Sociedad Americana de Hirudoterapia

Do that to me one more time! What kind of trial replications do we need?

Lüdtke R (2008) · Complementary Therapies in Medicine · n=0

RCT evidence detailTrial reference
GRADE Very LowInsufficient evidenceCondition: Knee Osteoarthritis

Study Profile

Design
invited editorial on the methodological need for and design of replication trials in leech therapy and complementary medicine generally (Karl and Veronica Carstens Foundation, Germany)
Sample size (n)
0
Intervention
Editorial discussion of replication-trial design - direct replication versus methodologically improved replication, sham control issues, meta-analytic considerations
Comparator
Editorial framework - not an empirical comparison
Primary endpoint
Methodological recommendations for future leech therapy replication trials
Primary result
Recommends replication trials that are methodologically improved over the original Michalsen 2003 design - in particular adding sham control where ethically feasible - rather than purely direct replication; flags Andereya 2008 Acta Orthopaedica's artificial-leech control as an example of progress
Follow-up duration
not applicable (editorial)

Key Findings

  • Editorial by Karl and Veronica Carstens Foundation methodologist Rainer Lüdtke, co-author of the Michalsen 2003 landmark RCT
  • Argues for methodologically improved replication trials (especially adding sham control) over direct replication
  • Specifically discusses leech therapy in the context of broader complementary-medicine trial replication
  • Influenced the design of subsequent sham-controlled trials including Hohmann 2014 and the ongoing ELECT 2025 trial
  • Provides methodological framing for understanding why the field has progressively shifted from open-label to sham-controlled designs

Limitations

  • Editorial only - not primary evidence
  • No empirical data
  • Reflects 2008 methodological state-of-the-art - subsequent literature has advanced
  • Single-author opinion piece
  • No GRADE rating

Clinical Implications

Lüdtke 2008 is an important methodological reference for understanding the trajectory of the leech-therapy RCT literature.

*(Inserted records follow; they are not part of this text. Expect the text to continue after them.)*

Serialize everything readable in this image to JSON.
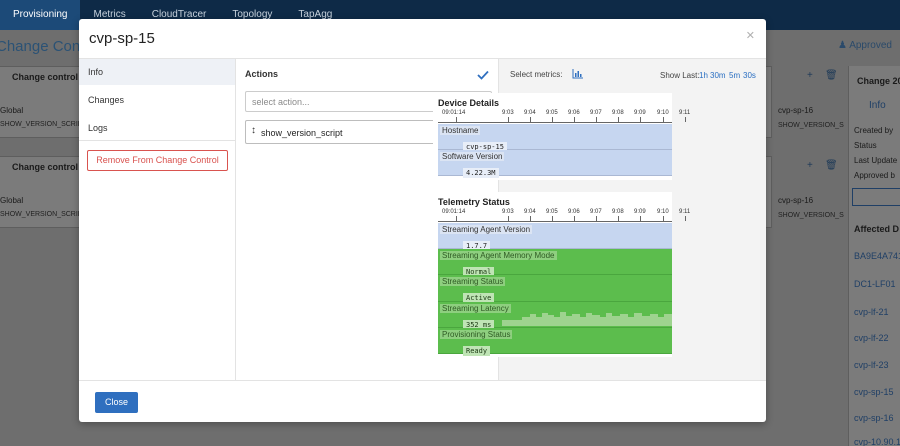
{
  "topnav": {
    "tabs": [
      "Provisioning",
      "Metrics",
      "CloudTracer",
      "Topology",
      "TapAgg"
    ],
    "active": "Provisioning"
  },
  "background": {
    "page_title": "Change Control",
    "approved": "Approved",
    "cards": [
      {
        "title": "Change control",
        "group": "Global",
        "script": "SHOW_VERSION_SCRIPT",
        "device": "cvp-sp-16",
        "device_script": "SHOW_VERSION_S"
      },
      {
        "title": "Change control",
        "group": "Global",
        "script": "SHOW_VERSION_SCRIPT",
        "device": "cvp-sp-16",
        "device_script": "SHOW_VERSION_S"
      }
    ],
    "right_panel": {
      "title": "Change 20",
      "tab": "Info",
      "fields": [
        "Created by",
        "Status",
        "Last Update",
        "Approved b"
      ],
      "affected_title": "Affected D",
      "devices": [
        "BA9E4A741",
        "DC1-LF01",
        "cvp-lf-21",
        "cvp-lf-22",
        "cvp-lf-23",
        "cvp-sp-15",
        "cvp-sp-16",
        "cvp-10.90.1"
      ]
    }
  },
  "modal": {
    "title": "cvp-sp-15",
    "sidebar": {
      "items": [
        "Info",
        "Changes",
        "Logs"
      ],
      "active": "Info",
      "remove_label": "Remove From Change Control"
    },
    "actions": {
      "title": "Actions",
      "select_placeholder": "select action...",
      "items": [
        {
          "label": "show_version_script"
        }
      ]
    },
    "metrics": {
      "select_label": "Select metrics:",
      "show_last_label": "Show Last:",
      "ranges": [
        "1h",
        "30m",
        "5m",
        "30s"
      ],
      "time_labels": [
        "09:01:14",
        "9:03",
        "9:04",
        "9:05",
        "9:06",
        "9:07",
        "9:08",
        "9:09",
        "9:10",
        "9:11"
      ],
      "device_details": {
        "title": "Device Details",
        "rows": [
          {
            "label": "Hostname",
            "value": "cvp-sp-15"
          },
          {
            "label": "Software Version",
            "value": "4.22.3M"
          }
        ]
      },
      "telemetry": {
        "title": "Telemetry Status",
        "rows": [
          {
            "label": "Streaming Agent Version",
            "value": "1.7.7",
            "status": "blue"
          },
          {
            "label": "Streaming Agent Memory Mode",
            "value": "Normal",
            "status": "green"
          },
          {
            "label": "Streaming Status",
            "value": "Active",
            "status": "green"
          },
          {
            "label": "Streaming Latency",
            "value": "352 ms",
            "status": "green"
          },
          {
            "label": "Provisioning Status",
            "value": "Ready",
            "status": "green"
          }
        ]
      }
    },
    "footer": {
      "close_label": "Close"
    }
  },
  "colors": {
    "primary": "#2f6fbf",
    "danger": "#d9534f",
    "navbar": "#0e2a47",
    "status_green": "#5cbd4d",
    "status_blue": "#c6d6f0"
  }
}
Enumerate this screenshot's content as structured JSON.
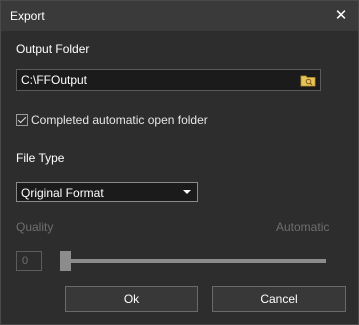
{
  "window": {
    "title": "Export",
    "close_icon": "close-icon"
  },
  "output_folder": {
    "label": "Output Folder",
    "value": "C:\\FFOutput",
    "browse_icon": "folder-icon"
  },
  "auto_open": {
    "label": "Completed automatic open folder",
    "checked": true
  },
  "file_type": {
    "label": "File Type",
    "selected": "Qriginal Format"
  },
  "quality": {
    "label": "Quality",
    "mode_label": "Automatic",
    "value": "0",
    "slider_level": 0,
    "enabled": false
  },
  "buttons": {
    "ok": "Ok",
    "cancel": "Cancel"
  },
  "colors": {
    "background": "#2d2d2d",
    "titlebar": "#3a3a3a",
    "disabled_text": "#6e6e6e",
    "folder_icon": "#e8c35a"
  }
}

It documents the moment when the field recognized that further open-label replication was less valuable than sham-controlled and methodologically-improved designs. For ASH editorial-board purposes, this editorial provides historical context for the moderate GRADE rating applied to the knee OA evidence base: the field acknowledges that current evidence is moderate-quality precisely because the foundational Michalsen 2003 trial was open-label, and the subsequent improvement trajectory (Andereya 2008 artificial leech, Hohmann 2014 sham, ELECT 2025 multicenter sham) has not yet fully closed the gap.